The group said monitoring software, from companies like Securly and GoGuardian, offers a range of capabilities, from blocking access to adult content and flagging certain keywords (slurs, profanity, terms associated with self-harm, violence, etc.) to allowing teachers to see students screens in real time and make changes.

Clarice Brazas, a teacher in Philadelphia’s public schools, is alarmed by the ability to remotely monitor screens. The district issued Chromebooks to qualifying students, but she worried about the disciplinary consequences of monitoring software in a district where a majority of students are nonwhite and low-income.

“I don’t know that it’s my job as an educator to police what content students are looking at when they’re at home,” she says. “I consider that the family’s job.”

In speaking with other teachers about GoGuardian, the monitoring software used in Philadelphia, she found there was not a consistent approach to policing students’ online activity. The lack of oversight, she says, has led to a case-by-case approach to disciplining students, which could unfairly harm students of color.

“We haven’t really been given any standards as educators, like what is our duty of reporting? Is that the same as if it was happening in our classroom?” she says. A September investigation from the Center for Public Integrity and USA Today found that while half of the students in Philadelphia are Black, they make up nearly nearly three-quarters of students referred to police for school-related incidents. A representative for the school district didn’t return a request for comment.

“We know that when kids face any sort of disciplinary action and they’re Black or brown, they’re more likely to have escalated discipline because of that,” Brazas says.

Brazas and Laird both referenced the “school-to-prison pipeline,” where students of color are disciplined more harshly in school than white students for the same offenses, exposing them to law enforcement, the juvenile justice system, and ultimately, the adult prison system.

Even some parents of students who own their own devices found the deluge of school-issued software overwhelming.

Cassie Creswell, a parent with children in the Chicago public schools, kept a list of each piece of software that her daughter, a high school sophomore, was asked to download. Within two months, there were 15.

“Every couple of days, it was like, ‘Oh, install this. Make an account on this,’” Creswell says. “We never got any notification or consent whatsoever for any of these things.”

The Chicago schools issued over 50,000 devices to students as part of its shift to remote learning. GoGuardian was only preinstalled on the Chromebooks that it lent to students. For a time, a security flaw allowed teachers to initiate virtual classrooms at will, automatically triggering the webcams of district-owned Chromebooks without students having to accept an invitation.

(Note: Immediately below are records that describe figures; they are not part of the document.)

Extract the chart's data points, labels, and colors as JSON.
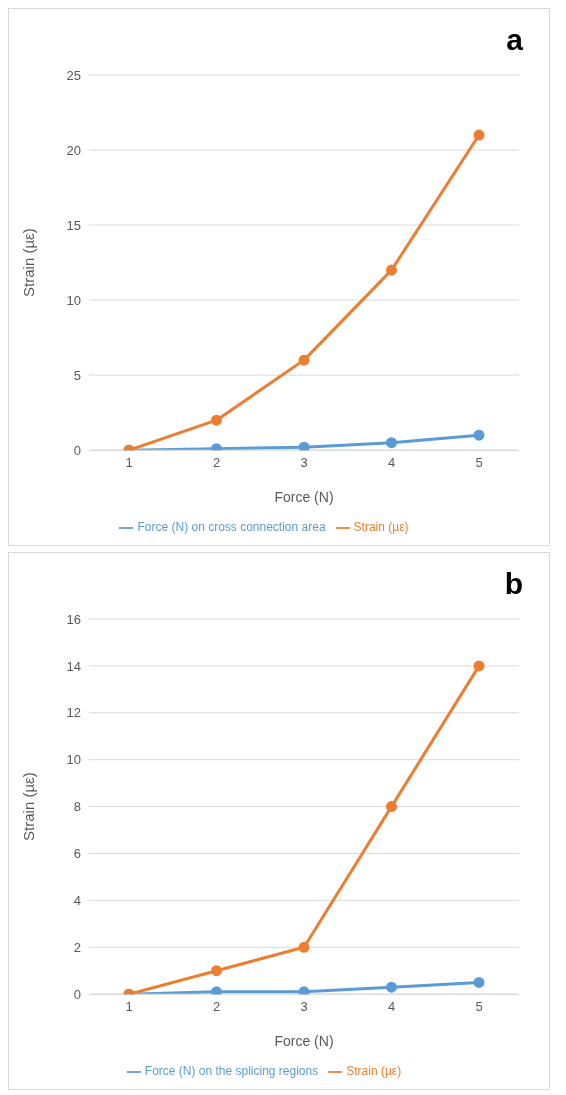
{
  "chart_data": [
    {
      "type": "line",
      "title": "a",
      "xlabel": "Force (N)",
      "ylabel": "Strain (µε)",
      "categories": [
        "1",
        "2",
        "3",
        "4",
        "5"
      ],
      "series": [
        {
          "name": "Force (N) on cross connection area",
          "color": "#5b9bd5",
          "values": [
            0,
            0.1,
            0.2,
            0.5,
            1
          ]
        },
        {
          "name": "Strain (µε)",
          "color": "#ed7d31",
          "values": [
            0,
            2,
            6,
            12,
            21
          ]
        }
      ],
      "ylim": [
        0,
        25
      ],
      "yticks": [
        0,
        5,
        10,
        15,
        20,
        25
      ],
      "grid": "y",
      "legend": "bottom",
      "marker": "circle",
      "line_style": "solid"
    },
    {
      "type": "line",
      "title": "b",
      "xlabel": "Force (N)",
      "ylabel": "Strain (µε)",
      "categories": [
        "1",
        "2",
        "3",
        "4",
        "5"
      ],
      "series": [
        {
          "name": "Force (N) on the splicing regions",
          "color": "#5b9bd5",
          "values": [
            0,
            0.1,
            0.1,
            0.3,
            0.5
          ]
        },
        {
          "name": "Strain (µε)",
          "color": "#ed7d31",
          "values": [
            0,
            1,
            2,
            8,
            14
          ]
        }
      ],
      "ylim": [
        0,
        16
      ],
      "yticks": [
        0,
        2,
        4,
        6,
        8,
        10,
        12,
        14,
        16
      ],
      "grid": "y",
      "legend": "bottom",
      "marker": "circle",
      "line_style": "solid"
    }
  ]
}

CPS and GoGuardian removed this feature after parents protested.

“We care deeply about keeping students safe and protecting their privacy,” a GoGuardian spokesman wrote in a statement. “We also recognize the important role that school leaders play in balancing student privacy and safety in the digital age and are committed to thoughtfully partnering with our customers to support that balance.”

Laird, of the Center for Democracy and Technology, says the harms from the monitoring software aren’t limited to students getting in trouble for what they see, type, or search for. It also includes what they won’t see or search for because of the knowledge that they’re being watched.

“We found that six in 10 students agreed with the statement ‘I do not share my true thoughts or ideas because I know what I do online is being monitored,’” she says.

“When you think about this happening in an educational environment where you want students to express themselves, you want students to be learning, you want students to feel free to make mistakes, that response raises questions about whether this will actually undermine the whole purpose of education.”

Updated, 10-7-21, 12:20pm ET: This article has been updated with a comment from Securly.